I am trying to initiate a web automation project on my Mac, but I’m struggling with the Chrome Driver setup. I keep getting "developer cannot be verified" errors or "path not found" exceptions when I try to run my Python scripts. Should I be manually moving the binary to /usr/local/bin, or is there a more modern way to manage these drivers automatically to ensure they always match my current Chrome browser version?
3 answers
The most efficient way to handle this on MacOS is using the webdriver-manager library, which eliminates the need to manually download binaries. Simply run pip install webdriver-manager and then initialize your driver with Service(ChromeDriverManager().install()). If you prefer the manual route, you must download the version matching your browser from the official Chrome for Testing dashboard. After moving the binary to /usr/local/bin, you often need to run xattr -d com.apple.quarantine /usr/local/bin/chromedriver in the terminal to bypass the MacOS security gatekeeper that blocks unidentified developers.

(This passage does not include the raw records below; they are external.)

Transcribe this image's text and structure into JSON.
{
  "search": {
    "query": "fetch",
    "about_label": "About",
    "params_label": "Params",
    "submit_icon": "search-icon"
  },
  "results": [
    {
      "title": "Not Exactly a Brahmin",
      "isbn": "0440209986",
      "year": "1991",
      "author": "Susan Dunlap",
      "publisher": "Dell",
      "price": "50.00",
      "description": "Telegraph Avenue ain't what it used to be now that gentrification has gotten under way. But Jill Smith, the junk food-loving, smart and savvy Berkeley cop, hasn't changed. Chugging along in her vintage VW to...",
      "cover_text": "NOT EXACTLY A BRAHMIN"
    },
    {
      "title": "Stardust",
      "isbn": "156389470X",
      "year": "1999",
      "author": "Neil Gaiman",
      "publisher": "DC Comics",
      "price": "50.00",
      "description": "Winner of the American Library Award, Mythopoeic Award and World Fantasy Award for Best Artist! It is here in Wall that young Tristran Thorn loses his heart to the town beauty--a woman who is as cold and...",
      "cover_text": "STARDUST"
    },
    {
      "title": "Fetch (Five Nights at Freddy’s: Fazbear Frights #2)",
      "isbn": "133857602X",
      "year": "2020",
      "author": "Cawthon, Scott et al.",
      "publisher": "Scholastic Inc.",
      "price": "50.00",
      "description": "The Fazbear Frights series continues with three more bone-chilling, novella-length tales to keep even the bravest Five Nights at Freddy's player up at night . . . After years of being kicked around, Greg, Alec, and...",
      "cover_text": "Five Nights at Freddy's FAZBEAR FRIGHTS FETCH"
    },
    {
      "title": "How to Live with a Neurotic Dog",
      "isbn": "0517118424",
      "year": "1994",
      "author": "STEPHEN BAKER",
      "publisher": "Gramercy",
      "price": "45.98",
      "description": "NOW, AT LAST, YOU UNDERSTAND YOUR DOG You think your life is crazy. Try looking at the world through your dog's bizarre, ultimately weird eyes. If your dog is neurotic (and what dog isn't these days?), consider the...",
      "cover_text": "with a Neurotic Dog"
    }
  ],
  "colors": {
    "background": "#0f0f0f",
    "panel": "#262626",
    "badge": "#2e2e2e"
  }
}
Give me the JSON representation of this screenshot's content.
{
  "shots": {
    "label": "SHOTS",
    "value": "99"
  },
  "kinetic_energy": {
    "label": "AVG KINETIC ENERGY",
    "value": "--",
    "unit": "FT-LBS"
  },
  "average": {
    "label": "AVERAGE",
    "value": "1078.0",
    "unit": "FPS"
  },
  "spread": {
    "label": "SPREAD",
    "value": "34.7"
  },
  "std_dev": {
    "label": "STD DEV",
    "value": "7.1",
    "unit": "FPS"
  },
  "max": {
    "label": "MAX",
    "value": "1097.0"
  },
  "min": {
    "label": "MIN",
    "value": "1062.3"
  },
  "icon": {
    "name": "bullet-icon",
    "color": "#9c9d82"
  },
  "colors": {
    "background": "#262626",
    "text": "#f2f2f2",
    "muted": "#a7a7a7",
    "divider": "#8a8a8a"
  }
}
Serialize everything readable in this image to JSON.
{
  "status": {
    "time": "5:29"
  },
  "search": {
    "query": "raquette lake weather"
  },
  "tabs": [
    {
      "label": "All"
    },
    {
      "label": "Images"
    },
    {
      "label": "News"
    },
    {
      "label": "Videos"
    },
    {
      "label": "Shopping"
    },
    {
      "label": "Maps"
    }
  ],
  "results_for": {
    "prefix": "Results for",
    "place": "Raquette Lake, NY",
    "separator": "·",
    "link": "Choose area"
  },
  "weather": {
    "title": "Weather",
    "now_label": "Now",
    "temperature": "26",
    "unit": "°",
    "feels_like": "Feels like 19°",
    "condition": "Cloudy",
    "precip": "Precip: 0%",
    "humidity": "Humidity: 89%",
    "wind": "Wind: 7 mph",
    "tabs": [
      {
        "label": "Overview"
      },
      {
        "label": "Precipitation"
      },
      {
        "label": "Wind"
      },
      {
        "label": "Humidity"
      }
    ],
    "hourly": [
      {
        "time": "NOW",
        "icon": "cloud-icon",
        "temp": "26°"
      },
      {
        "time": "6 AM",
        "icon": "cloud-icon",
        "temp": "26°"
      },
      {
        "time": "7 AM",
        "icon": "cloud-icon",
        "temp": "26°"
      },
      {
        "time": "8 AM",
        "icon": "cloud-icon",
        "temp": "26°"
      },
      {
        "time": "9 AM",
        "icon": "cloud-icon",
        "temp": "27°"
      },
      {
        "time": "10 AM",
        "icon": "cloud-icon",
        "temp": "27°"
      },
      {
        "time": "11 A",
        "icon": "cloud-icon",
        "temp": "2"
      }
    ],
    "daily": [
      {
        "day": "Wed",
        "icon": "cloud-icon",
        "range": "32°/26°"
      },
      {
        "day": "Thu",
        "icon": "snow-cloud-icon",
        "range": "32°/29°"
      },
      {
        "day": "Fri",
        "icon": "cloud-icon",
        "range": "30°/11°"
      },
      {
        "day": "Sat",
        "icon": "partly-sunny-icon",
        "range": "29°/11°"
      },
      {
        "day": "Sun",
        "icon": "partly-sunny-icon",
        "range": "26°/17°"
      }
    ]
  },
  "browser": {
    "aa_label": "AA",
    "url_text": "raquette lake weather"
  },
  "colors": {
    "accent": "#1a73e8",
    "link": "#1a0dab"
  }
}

Are you using an Intel-based Mac or the newer Apple Silicon M1/M2/M3 chips, as downloading the wrong architecture version of the binary is a common cause for the driver failing to execute?
I always use Homebrew for this. Just run brew install --cask chromedriver and it sets the paths for you. It’s much cleaner than dragging files into hidden system folders manually.
I agree with Susan. Homebrew is definitely the way to go for Mac users. Just remember that if Chrome updates automatically, you might need to run brew upgrade to keep the driver in sync with the browser app.
That’s a great point, Michael. I am on an M2 Macbook Air. If I accidentally downloaded the x64 version instead of the arm64 version, would the error message explicitly mention architecture mismatch, or would it just give me a generic "service reached unexpected status" error? I want to make sure I’m looking at the right logs before I start moving files around in my system directories again.